For many of us restarting research is only in relation to recruitment and face to face visits with study patients. Recruitment may have ceased throughout lockdown but follow up of research participants has very much continued, with a greater workload for the research nurses than prior to lockdown. I manage a team of 15 staff supporting 30 studies, follow up wasn’t discontinued in any of these studies, although some staff were redeployed and many of the team were supporting COVID-19 studies. Follow up for our non-COVID studies continued as best we could under these circumstances as we have a duty of care to these participants.

It was a complex operation and a logistical nightmare at times. For one of our Chief Investigator led studies we not only arranged for couriers to send out medications but also blood pressure monitors and blood sugar testing kits to ensure observations were recorded. Some staff even paid for these upfront themselves to ensure no data or safety observations were missed (they were reimbursed of course). Research nurses trained patients over the phone to perform their own observations where needed. Event reporting continued as normal (to meet Medicines and Healthcare products Regulatory Agency and Good Clinical Practice requirements) which took lengthy conversations with patients, relatives and other health care professionals to ensure data was reported as completely and efficiently as possible. For some device studies patients were sent out device recording kits and talked through how to set these up. This work was in addition to supporting the COVID-19 studies and was usually completed at the end of the day following screening, recruitment and follow up for studies such as the RECOVERY trial.
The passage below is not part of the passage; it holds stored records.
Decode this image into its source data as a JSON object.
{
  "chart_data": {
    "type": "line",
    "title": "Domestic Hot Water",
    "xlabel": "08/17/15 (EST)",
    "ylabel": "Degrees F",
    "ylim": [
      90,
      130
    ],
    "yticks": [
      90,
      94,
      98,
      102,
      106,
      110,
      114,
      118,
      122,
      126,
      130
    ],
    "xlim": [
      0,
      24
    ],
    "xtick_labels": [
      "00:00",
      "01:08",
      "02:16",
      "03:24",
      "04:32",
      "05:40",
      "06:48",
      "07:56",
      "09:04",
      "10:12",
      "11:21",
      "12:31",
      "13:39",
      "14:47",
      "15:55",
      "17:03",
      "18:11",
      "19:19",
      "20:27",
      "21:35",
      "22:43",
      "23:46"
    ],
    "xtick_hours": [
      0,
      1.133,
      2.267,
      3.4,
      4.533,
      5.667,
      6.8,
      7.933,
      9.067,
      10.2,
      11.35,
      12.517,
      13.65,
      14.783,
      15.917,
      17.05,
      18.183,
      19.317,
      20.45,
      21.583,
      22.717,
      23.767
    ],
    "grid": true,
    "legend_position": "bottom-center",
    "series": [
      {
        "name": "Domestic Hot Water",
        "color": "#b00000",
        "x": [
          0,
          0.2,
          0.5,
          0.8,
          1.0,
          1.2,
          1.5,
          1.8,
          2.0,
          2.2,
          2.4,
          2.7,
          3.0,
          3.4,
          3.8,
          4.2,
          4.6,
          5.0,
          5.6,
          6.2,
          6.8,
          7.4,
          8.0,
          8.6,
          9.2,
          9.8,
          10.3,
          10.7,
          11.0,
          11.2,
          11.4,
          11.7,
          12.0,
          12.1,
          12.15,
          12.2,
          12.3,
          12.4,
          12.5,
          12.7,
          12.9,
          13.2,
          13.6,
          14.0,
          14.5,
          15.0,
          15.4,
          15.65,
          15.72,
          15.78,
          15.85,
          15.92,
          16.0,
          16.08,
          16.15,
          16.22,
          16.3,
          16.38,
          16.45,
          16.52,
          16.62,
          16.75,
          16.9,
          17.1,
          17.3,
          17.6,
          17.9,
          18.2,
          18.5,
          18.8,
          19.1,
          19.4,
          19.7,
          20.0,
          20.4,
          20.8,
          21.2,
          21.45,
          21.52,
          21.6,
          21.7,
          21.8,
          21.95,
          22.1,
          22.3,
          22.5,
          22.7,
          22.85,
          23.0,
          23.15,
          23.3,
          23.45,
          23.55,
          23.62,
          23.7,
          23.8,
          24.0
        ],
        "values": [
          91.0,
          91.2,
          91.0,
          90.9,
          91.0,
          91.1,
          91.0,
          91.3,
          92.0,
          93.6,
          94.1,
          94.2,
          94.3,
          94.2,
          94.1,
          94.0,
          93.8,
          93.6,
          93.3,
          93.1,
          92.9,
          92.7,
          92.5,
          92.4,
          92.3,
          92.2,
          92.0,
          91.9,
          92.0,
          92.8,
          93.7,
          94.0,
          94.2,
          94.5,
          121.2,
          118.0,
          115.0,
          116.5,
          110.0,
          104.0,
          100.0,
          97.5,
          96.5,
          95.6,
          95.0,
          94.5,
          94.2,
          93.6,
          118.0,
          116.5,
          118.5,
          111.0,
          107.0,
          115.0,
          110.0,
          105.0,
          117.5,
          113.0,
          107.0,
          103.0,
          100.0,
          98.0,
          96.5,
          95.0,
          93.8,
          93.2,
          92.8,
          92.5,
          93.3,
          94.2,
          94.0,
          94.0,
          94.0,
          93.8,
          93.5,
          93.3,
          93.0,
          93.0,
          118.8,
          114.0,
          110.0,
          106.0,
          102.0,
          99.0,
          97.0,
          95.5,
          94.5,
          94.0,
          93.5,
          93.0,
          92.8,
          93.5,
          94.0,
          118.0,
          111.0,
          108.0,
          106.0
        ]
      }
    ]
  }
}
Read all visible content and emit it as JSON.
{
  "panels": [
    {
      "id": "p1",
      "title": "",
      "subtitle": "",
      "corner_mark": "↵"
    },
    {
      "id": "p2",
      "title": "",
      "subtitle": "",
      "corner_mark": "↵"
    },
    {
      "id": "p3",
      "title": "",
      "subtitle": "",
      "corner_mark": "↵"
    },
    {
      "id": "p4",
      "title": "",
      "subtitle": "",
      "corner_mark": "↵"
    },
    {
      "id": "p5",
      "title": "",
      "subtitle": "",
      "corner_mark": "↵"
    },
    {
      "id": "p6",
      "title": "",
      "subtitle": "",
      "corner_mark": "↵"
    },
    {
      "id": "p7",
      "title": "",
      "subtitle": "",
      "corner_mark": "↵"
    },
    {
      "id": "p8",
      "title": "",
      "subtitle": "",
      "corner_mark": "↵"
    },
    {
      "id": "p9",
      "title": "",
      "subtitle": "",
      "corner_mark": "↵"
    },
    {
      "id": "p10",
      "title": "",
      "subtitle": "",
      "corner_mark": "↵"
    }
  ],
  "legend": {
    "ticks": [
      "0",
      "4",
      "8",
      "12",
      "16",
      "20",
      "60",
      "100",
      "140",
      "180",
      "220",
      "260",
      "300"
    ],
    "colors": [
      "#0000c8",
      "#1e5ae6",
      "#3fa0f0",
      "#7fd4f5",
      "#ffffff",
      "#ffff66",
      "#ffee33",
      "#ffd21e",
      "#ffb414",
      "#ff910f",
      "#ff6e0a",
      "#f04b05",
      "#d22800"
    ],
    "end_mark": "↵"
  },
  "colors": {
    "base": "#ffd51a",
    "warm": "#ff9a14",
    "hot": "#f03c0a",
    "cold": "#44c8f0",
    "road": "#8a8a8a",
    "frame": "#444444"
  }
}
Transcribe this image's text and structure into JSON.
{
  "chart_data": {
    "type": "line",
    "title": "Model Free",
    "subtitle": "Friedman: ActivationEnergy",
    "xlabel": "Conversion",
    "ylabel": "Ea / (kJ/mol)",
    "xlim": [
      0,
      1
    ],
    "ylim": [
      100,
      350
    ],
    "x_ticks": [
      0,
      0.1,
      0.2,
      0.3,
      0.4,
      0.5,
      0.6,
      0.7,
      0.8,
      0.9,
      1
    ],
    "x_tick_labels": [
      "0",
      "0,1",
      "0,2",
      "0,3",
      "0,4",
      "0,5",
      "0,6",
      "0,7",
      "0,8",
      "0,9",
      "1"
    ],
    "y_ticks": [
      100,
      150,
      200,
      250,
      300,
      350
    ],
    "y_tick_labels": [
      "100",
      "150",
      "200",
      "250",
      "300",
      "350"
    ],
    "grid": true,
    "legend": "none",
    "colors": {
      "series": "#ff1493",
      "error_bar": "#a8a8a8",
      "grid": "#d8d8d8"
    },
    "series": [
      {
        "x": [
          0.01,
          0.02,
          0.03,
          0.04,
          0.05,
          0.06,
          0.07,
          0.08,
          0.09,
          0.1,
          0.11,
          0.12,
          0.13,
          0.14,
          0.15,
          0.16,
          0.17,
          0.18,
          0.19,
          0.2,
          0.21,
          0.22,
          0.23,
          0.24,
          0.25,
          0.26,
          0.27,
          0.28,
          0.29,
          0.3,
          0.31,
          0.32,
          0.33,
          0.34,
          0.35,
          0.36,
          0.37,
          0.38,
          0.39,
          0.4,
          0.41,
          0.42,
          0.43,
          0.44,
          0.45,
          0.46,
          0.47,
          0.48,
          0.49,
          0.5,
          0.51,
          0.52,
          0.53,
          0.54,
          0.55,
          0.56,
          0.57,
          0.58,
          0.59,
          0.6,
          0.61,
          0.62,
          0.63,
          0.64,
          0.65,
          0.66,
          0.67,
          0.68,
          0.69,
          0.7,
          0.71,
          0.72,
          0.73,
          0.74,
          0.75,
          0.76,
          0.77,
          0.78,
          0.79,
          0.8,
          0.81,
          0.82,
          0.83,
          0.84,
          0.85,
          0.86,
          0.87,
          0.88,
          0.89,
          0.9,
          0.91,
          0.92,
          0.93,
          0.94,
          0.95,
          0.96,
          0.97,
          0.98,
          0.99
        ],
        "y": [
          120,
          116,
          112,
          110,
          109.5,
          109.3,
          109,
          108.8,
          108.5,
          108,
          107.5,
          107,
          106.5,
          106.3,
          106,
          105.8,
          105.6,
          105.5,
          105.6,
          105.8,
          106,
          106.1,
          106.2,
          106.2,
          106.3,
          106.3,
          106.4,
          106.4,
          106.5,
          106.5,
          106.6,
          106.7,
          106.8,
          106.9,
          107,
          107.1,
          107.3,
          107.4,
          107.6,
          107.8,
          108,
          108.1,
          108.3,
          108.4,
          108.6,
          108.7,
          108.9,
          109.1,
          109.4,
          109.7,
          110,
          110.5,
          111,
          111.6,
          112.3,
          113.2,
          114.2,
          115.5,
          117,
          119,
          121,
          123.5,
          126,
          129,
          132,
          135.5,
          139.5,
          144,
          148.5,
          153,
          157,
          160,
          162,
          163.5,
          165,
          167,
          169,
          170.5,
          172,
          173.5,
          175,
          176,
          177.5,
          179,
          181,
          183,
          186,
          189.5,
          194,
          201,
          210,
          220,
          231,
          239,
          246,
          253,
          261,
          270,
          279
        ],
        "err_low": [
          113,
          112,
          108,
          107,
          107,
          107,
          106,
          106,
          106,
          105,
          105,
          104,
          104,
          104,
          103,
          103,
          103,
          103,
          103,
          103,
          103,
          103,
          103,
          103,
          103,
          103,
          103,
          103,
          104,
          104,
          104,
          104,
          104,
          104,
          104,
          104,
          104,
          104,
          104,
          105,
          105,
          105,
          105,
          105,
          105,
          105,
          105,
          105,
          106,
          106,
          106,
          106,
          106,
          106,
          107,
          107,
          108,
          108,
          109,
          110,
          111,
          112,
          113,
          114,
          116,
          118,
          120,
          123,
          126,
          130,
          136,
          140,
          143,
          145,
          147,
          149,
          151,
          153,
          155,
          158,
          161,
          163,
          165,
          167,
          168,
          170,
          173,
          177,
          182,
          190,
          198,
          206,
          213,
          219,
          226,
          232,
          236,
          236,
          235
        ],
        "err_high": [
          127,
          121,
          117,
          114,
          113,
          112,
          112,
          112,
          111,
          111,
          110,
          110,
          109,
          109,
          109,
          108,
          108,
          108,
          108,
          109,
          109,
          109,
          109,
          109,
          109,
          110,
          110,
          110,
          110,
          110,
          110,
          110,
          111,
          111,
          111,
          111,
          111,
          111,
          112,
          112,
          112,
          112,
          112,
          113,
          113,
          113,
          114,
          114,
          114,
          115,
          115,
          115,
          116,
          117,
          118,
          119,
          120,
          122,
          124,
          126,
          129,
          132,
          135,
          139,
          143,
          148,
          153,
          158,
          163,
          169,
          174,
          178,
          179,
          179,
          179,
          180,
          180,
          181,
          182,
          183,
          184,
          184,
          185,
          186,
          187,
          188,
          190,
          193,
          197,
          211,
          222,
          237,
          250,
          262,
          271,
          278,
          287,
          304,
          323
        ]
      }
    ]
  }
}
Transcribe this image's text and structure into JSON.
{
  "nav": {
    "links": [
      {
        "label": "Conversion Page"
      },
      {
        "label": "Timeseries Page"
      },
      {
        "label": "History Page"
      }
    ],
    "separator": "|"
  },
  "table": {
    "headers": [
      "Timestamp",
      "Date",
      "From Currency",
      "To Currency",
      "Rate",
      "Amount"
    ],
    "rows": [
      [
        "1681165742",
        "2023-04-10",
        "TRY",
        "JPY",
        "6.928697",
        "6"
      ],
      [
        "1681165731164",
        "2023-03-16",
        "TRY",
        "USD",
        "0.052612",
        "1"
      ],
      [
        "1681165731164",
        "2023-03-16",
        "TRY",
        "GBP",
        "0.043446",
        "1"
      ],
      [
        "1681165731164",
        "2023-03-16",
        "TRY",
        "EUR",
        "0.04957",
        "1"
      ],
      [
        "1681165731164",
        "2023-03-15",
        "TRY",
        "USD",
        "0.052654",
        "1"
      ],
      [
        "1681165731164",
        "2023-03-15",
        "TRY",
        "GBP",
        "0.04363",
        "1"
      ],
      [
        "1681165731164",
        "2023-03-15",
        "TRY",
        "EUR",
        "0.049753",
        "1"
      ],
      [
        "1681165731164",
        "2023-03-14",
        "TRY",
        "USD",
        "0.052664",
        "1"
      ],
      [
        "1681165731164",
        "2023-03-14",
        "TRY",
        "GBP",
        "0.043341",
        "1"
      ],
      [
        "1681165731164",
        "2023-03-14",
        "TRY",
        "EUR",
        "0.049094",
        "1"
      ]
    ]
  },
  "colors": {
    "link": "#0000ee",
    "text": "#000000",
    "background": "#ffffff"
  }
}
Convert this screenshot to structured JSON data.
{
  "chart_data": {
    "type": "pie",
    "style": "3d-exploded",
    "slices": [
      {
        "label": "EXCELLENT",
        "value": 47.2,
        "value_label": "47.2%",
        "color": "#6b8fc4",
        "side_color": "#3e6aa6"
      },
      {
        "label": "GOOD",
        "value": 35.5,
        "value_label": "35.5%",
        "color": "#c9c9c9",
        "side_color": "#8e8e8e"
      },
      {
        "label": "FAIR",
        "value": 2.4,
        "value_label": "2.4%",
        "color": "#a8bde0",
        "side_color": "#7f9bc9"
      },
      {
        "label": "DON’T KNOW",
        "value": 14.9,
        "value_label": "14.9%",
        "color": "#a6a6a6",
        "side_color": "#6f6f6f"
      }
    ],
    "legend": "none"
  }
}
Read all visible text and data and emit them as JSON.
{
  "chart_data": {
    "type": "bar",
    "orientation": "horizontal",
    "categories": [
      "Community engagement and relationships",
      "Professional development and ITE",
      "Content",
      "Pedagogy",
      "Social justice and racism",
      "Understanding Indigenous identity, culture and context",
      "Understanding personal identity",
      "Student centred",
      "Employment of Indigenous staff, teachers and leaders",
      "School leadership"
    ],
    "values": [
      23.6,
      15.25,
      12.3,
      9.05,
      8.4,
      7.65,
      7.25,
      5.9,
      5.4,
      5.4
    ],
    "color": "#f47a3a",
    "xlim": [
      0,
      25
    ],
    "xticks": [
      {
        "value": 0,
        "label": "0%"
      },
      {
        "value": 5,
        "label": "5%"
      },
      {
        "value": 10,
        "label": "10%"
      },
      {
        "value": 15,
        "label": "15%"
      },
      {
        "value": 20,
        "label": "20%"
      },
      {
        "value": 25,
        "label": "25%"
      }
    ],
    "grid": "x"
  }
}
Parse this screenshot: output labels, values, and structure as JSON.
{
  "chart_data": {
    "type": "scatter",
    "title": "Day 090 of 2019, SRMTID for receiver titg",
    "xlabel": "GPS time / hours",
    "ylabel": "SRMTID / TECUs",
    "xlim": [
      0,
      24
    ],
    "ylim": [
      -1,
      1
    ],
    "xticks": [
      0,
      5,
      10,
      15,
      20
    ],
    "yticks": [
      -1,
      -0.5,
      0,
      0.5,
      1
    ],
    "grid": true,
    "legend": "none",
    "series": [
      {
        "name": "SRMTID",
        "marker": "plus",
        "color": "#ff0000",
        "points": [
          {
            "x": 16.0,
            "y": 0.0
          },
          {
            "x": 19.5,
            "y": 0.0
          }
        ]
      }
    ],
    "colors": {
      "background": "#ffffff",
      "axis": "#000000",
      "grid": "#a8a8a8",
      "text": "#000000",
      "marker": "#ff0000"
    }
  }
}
Such emphasis is put on recruitment rather than follow up in research targets, yet the achievement of keeping patients retained and actively participating with good quality data collection is of course essential to any study and takes many workforce hours to achieve. From my experience many of my clinical colleagues and colleagues within research that are not directly involved in research delivery had the view that once research recruitment stopped, our workload and patient contact ceased, but it couldn’t be further from that. Also we now have a ‘backlog’ of face to face contacts to perform if patients are willing to attend. Currently we have had very few patients not wanting to come to the hospital to attend face to face visits, but these visits have been dramatically paired down with phone call consultations happening the day before the visit to ensure patients are in hospital clinics for the minimum amount of time required to perform any study/safety interventions.

I feel the issues going forward for restarting research are to do with the impact of remote patient contact in relation to recruitment. Currently, for our studies, most patients are recruited at the time of their admission to hospital for an event or from face to face clinics where surgery is already planned. One of our commercial studies is a ‘Clinical Trial of an Investigational Medicinal Product’ of patients already discharged from clinical care, this may prove to be difficult and patients may feel differently about coming into hospital. Time will tell with this.

This all being said we are in a fantastic position to continue recruiting participants into research.